Transients and trash were the biggest complaints at a recent small-business town hall hosted by local councilmen.
The homeless people hanging around the Sheepshead Bay Road subway station are scaring customers away from nearby shops and eateries, according to some business owners.
Coupled with the ubiquitous litter that plagues the area, the loitering destitute contribute to an unwelcoming atmosphere that is keeping profit margins down for frustrated entrepreneurs, several attendees said at the Aug. 5 meeting.
“Homeless people and beggars are all over Sheepshead Bay Road,” said Dmitriy, the owner of a cafe just off Sheepshead Bay Road who declined to give his last name. “They are constantly near our cafe and scare people by asking them for money.”
The complaints were lodged at a meeting with small-business owners hosted by councilmen Chaim Deutsch (D–Sheepshead Bay) and Mark Treyger (D–Coney Island), at Brighton Beach’s Shorefront Y.
Local residents and community activists have been complaining about the growing number of homeless people in the area since last year. Deutsch said that he knows that it is a problem and has been trying to address it.
“I or someone from my office is on Sheepshead Bay Road all the time,” said Deutsch. “I’m there so often I know the homeless people by name at this point.”
Deutsch said the 61st Precinct has agreed to post officers at the train station near E. 16th Street, and a light-tower has been installed near the station to deter people from loitering at night.

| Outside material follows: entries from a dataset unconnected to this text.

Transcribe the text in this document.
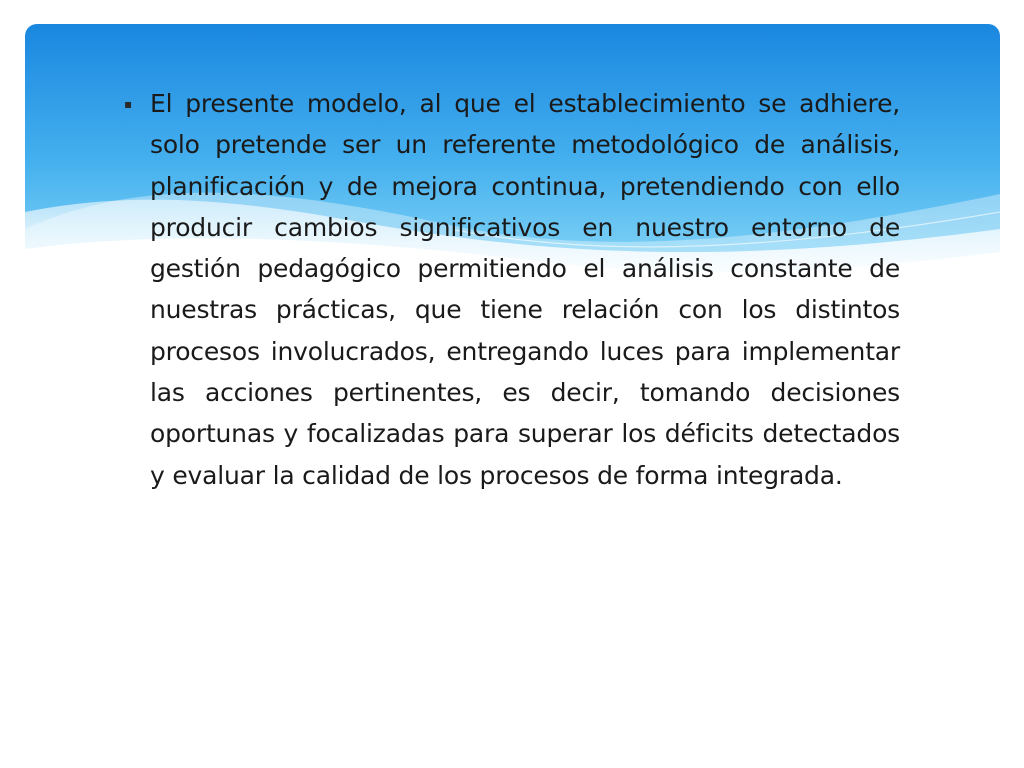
▪ El presente modelo, al que el establecimiento se adhiere, solo pretende ser un referente metodológico de análisis, planificación y de mejora continua, pretendiendo con ello producir cambios significativos en nuestro entorno de gestión pedagógico permitiendo el análisis constante de nuestras prácticas, que tiene relación con los distintos procesos involucrados, entregando luces para implementar las acciones pertinentes, es decir, tomando decisiones oportunas y focalizadas para superar los déficits detectados y evaluar la calidad de los procesos de forma integrada.
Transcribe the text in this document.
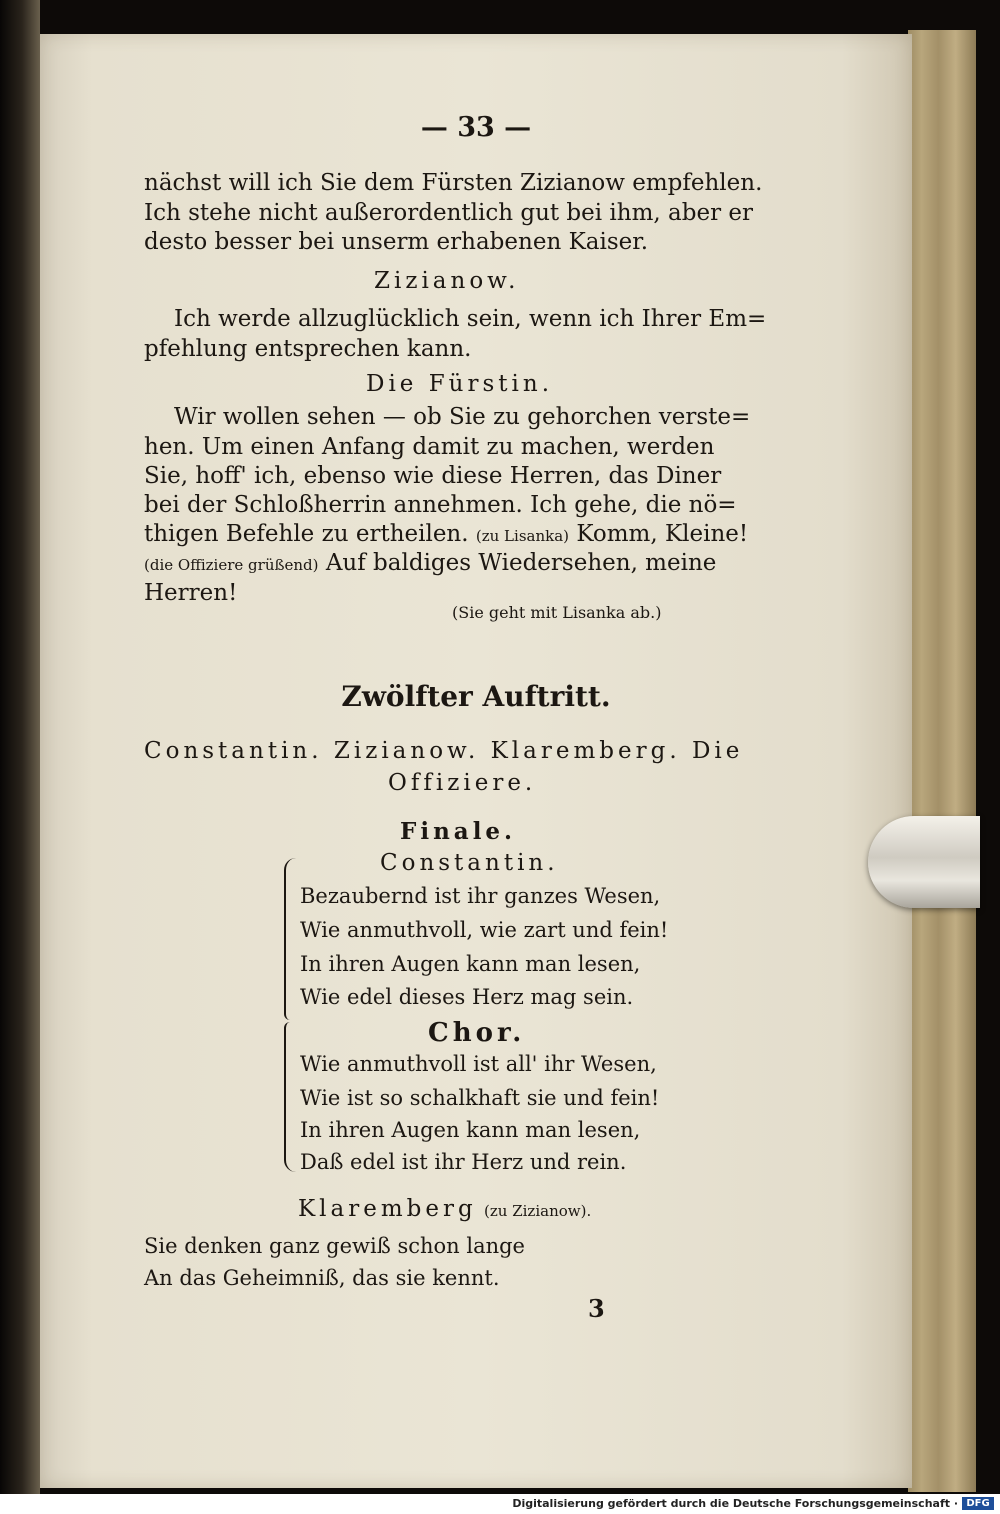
— 33 —
nächst will ich Sie dem Fürsten Zizianow empfehlen.
Ich stehe nicht außerordentlich gut bei ihm, aber er
desto besser bei unserm erhabenen Kaiser.
Zizianow.
Ich werde allzuglücklich sein, wenn ich Ihrer Em=
pfehlung entsprechen kann.
Die Fürstin.
Wir wollen sehen — ob Sie zu gehorchen verste=
hen. Um einen Anfang damit zu machen, werden
Sie, hoff' ich, ebenso wie diese Herren, das Diner
bei der Schloßherrin annehmen. Ich gehe, die nö=
thigen Befehle zu ertheilen. (zu Lisanka) Komm, Kleine!
(die Offiziere grüßend) Auf baldiges Wiedersehen, meine
Herren!
(Sie geht mit Lisanka ab.)
Zwölfter Auftritt.
Constantin. Zizianow. Klaremberg. Die
Offiziere.
Finale.
Constantin.
Bezaubernd ist ihr ganzes Wesen,
Wie anmuthvoll, wie zart und fein!
In ihren Augen kann man lesen,
Wie edel dieses Herz mag sein.
Chor.
Wie anmuthvoll ist all' ihr Wesen,
Wie ist so schalkhaft sie und fein!
In ihren Augen kann man lesen,
Daß edel ist ihr Herz und rein.
Klaremberg (zu Zizianow).
Sie denken ganz gewiß schon lange
An das Geheimniß, das sie kennt.
3
Digitalisierung gefördert durch die Deutsche Forschungsgemeinschaft · DFG
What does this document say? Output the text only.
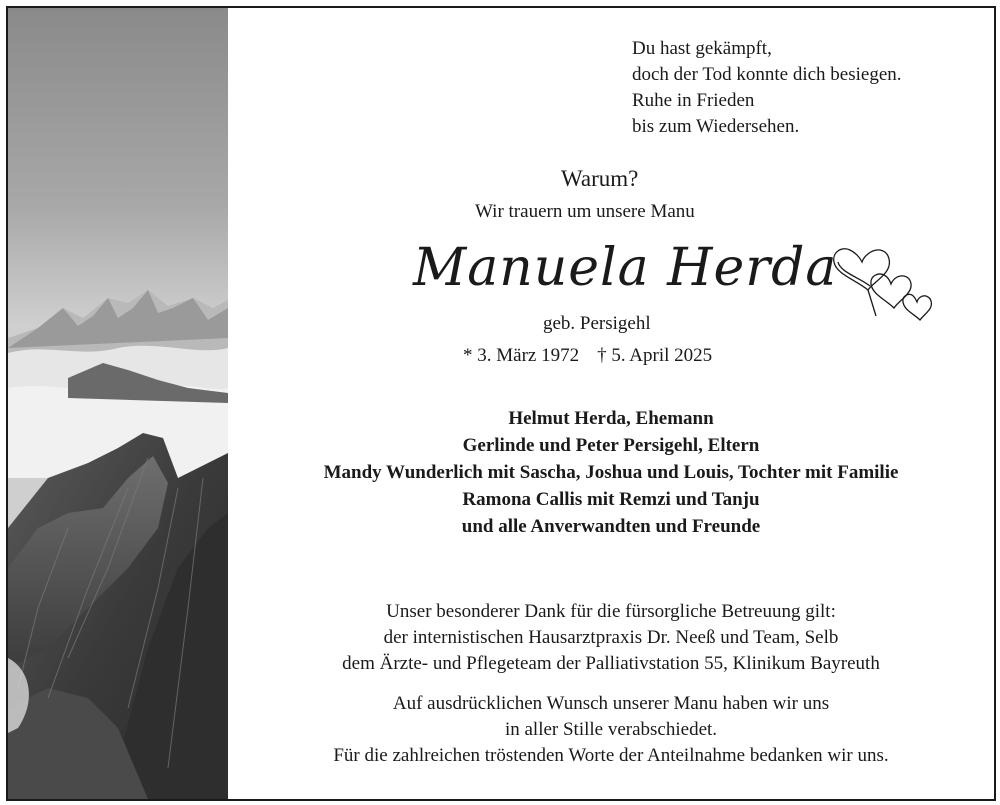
Du hast gekämpft,
doch der Tod konnte dich besiegen.
Ruhe in Frieden
bis zum Wiedersehen.
Warum?
Wir trauern um unsere Manu
Manuela Herda
geb. Persigehl
* 3. März 1972 † 5. April 2025
Helmut Herda, Ehemann
Gerlinde und Peter Persigehl, Eltern
Mandy Wunderlich mit Sascha, Joshua und Louis, Tochter mit Familie
Ramona Callis mit Remzi und Tanju
und alle Anverwandten und Freunde
Unser besonderer Dank für die fürsorgliche Betreuung gilt:
der internistischen Hausarztpraxis Dr. Neeß und Team, Selb
dem Ärzte- und Pflegeteam der Palliativstation 55, Klinikum Bayreuth
Auf ausdrücklichen Wunsch unserer Manu haben wir uns
in aller Stille verabschiedet.
Für die zahlreichen tröstenden Worte der Anteilnahme bedanken wir uns.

His office is also working with the Department of Homeless Services to improve shelter options.
But area residents and shoppers are still waiting to see improvements.

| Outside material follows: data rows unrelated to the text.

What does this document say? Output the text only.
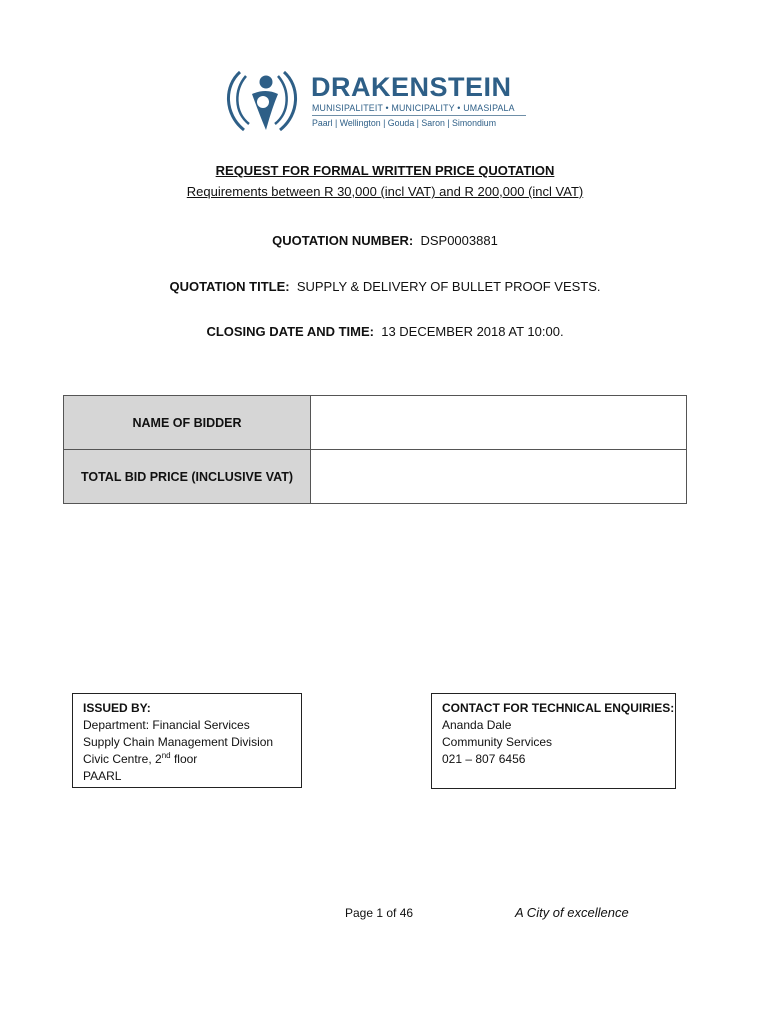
DRAKENSTEIN
MUNISIPALITEIT • MUNICIPALITY • UMASIPALA
Paarl | Wellington | Gouda | Saron | Simondium
REQUEST FOR FORMAL WRITTEN PRICE QUOTATION
Requirements between R 30,000 (incl VAT) and R 200,000 (incl VAT)
QUOTATION NUMBER: DSP0003881
QUOTATION TITLE: SUPPLY & DELIVERY OF BULLET PROOF VESTS.
CLOSING DATE AND TIME: 13 DECEMBER 2018 AT 10:00.
NAME OF BIDDER	
TOTAL BID PRICE (INCLUSIVE VAT)	
ISSUED BY:
Department: Financial Services
Supply Chain Management Division
Civic Centre, 2nd floor
PAARL
CONTACT FOR TECHNICAL ENQUIRIES:
Ananda Dale
Community Services
021 – 807 6456
Page 1 of 46	A City of excellence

“I still see homeless here,” said Anya Dubinskaya, who lives a few blocks away. “This street is always dirty.”
Deutsch also said he has encouraged the Metropolitan Transit Authority and the Economic Development Corporation to have graffiti removed from under the train trestle and to have the grimy sidewalks power-washed. The Department of Sanitation recently cleaned up a Transit Authority lot on E. 15th Street, a block away from the train station, which was overgrown with weeds and overrun with vermin, at Deutsch’s urging.

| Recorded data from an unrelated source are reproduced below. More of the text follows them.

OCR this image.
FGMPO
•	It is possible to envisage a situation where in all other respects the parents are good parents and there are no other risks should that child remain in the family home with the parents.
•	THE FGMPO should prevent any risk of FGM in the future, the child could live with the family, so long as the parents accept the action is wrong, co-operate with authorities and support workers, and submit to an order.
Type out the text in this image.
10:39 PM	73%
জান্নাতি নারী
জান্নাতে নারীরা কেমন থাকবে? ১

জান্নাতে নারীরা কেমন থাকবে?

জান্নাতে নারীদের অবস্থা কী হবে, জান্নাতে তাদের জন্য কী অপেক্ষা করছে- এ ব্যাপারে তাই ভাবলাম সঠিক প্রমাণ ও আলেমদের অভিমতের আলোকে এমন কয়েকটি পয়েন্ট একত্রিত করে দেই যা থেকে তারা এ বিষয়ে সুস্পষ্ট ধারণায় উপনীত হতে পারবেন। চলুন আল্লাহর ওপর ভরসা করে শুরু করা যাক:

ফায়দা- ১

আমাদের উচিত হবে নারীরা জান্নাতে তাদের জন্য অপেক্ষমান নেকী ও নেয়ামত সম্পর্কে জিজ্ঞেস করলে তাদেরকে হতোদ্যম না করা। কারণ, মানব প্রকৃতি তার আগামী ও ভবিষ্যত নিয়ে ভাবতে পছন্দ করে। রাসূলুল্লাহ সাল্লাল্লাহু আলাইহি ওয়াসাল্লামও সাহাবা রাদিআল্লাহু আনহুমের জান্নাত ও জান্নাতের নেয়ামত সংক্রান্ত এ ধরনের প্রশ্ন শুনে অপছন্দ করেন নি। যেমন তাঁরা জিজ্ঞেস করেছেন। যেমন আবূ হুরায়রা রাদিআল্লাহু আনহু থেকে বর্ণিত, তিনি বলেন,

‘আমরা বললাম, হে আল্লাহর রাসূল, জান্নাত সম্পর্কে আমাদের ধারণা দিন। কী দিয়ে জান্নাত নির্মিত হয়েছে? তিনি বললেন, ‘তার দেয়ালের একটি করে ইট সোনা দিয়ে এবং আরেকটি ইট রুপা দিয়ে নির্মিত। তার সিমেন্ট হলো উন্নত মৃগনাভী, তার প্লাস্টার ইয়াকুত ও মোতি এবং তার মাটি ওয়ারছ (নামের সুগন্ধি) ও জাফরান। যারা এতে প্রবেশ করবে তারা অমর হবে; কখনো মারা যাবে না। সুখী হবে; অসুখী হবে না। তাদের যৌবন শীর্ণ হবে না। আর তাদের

“When people go shopping, they need to feel safe and they need to feel that area is friendly to shoppers,” Deutsch said. “People are investing thousands upon thousands of dollars into their businesses. They should get a return on that investment.”
Business owners also got to speak with Consumer Affairs Commissioner Julie Menin about her department’s business-friendly reforms, and Ari Kagan, the community liaison for Comptroller Scott Stringer, who helped translate for the many Russian-speaking entrepreneurs who attended.